Search code examples
pythonpandasdataframemax

How to find the maximum date value with conditions in python?


I have a three columns dataframe as follows. I want to calculate the returns in three months per day for every funds, so I need to get the date with recorded NAV data three months ago. Should I use the max() function with filter() function to deal this problem? If so, how? If not, could you please help me figure out a better way to do this?

fund code date NAV
fund 1 2021-01-04 1.0000
fund 1 2021-01-05 1.0001
fund 1 2021-01-06 1.0023
... ... ...
fund 2 2020-02-08 1.0000
fund 2 2020-02-09 0.9998
fund 2 2020-02-10 1.0001
... ... ...
fund 3 2022-05-04 2.0021
fund 3 2022-05-05 2.0044
fund 3 2022-05-06 2.0305

I tried to combined the max() function with filter() as follows:

max(filter(lambda x: x<=df['date']-timedelta(days=91))) But it didn't work.
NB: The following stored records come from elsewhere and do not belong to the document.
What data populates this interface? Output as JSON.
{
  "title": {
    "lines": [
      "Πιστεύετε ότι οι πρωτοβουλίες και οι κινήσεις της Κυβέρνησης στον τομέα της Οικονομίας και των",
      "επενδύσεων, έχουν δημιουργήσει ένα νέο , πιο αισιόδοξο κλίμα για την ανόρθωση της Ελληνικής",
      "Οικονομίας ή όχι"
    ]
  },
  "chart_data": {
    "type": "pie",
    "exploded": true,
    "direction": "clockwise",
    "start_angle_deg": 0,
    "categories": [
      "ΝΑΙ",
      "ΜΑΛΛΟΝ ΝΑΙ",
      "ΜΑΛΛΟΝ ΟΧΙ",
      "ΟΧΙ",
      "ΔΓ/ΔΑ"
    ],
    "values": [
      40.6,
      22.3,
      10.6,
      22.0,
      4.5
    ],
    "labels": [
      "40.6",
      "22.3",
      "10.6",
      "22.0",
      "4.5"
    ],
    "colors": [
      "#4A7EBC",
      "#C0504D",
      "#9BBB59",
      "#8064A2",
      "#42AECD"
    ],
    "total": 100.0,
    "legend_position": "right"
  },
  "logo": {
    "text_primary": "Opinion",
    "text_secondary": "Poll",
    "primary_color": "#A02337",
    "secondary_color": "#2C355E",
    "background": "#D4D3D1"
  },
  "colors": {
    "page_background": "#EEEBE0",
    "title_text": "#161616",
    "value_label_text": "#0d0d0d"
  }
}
Were this in excel, I know I could use the following functions to solve this problem: {max(if(B:B<=B2-91,B:B))}

{max(if(B:B<=B3-91,B:B))}

{max(if(B:B<=B4-91,B:B))}

....

But with python, I don't know what I could do. I just learnt it three days ago. Please help me.

This picture is what I want if it was in excel. The yellow area is the original data. The white part is the procedure I need for the calculation and the red part is the result I want. To get this result, I need to divide the 3rd column by the 5th column.

This picture is what I want if it was in excel. The yellow area is the original data. The white part is the procedure I need for the calculation and the red part is the result I want. To get this result, I need to divide the 3rd column by the 5th column.

I know that I could use pct_change(period=7) function to get the same results in this picture. But here is the tricky part: the line 7 rows before is not necessarily the data 7 days before, and not all the funds are recorded daily. Some funds are recorded weekly, some monthly. So I need to check if the data used for division exists first.


Solution

  • what you need is an implementation of the maximum in sliding window (for your example 1 week, 7days).

    I could recreated you example as follow (to create the data frame you have):

    import pandas as pd
    import datetime
    from random import randint
    df = pd.DataFrame(columns=["fund code", "date", "NAV"])
    date = datetime.datetime.strptime("2021-01-04", '%Y-%m-%d')
    for i in range(10):
        df = df.append({"fund code": 'fund 1', "date": date + datetime.timedelta(i), "NAV":randint(0,10)}, ignore_index=True)
        
    for i in range(20, 25):
        df = df.append({"fund code": 'fund 1', "date": date + datetime.timedelta(i), "NAV":randint(0,10)}, ignore_index=True)
        
    for i in range(20, 25):
        df = df.append({"fund code": 'fund 2', "date": date + datetime.timedelta(i), "NAV":randint(0,10)}, ignore_index=True)
    

    this will look like your example, with not continuous dates and two different funds.

    The maximum sliding window (for variable days length look like this)

    import queue
    class max_queue:
        def __init__(self, win=7):
            self.win = win
            self.queue = queue.deque()
            self.date = None
        def append(self, date, value):
            
            while self.queue and value > self.queue[-1][1]:
                self.queue.pop()
                
            while self.queue and date - self.queue[0][0] >= datetime.timedelta(self.win):
                self.queue.popleft()
                
            self.queue.append((date, value))
            self.date = date
            
        def get_max(self):
            return self.queue[0][1]
        
    

    now you could simply iterate over rows and get the max value in the timeframe you are interested.

    mq = max_queue(7)
    pre_code = ''
    for idx, row in df.iterrows():
        code, date, nav,*_ = row
        if code != pre_code:
            mq = max_queue(7)
        pre_code = code
        mq.append(date, nav)
        df.at[idx, 'max'] = mq.get_max()
    

    results will look like this, with added max column. This assumes that funds data are continuous, but you could as well modify to have seperate max_queue for each funds as well.

    enter image description here

    using max queue to only keep track of the max in the window would be the correct complexity O(n) for a solution. important if you are dealing with huge datasets and especially bigger date ranges (instead of week).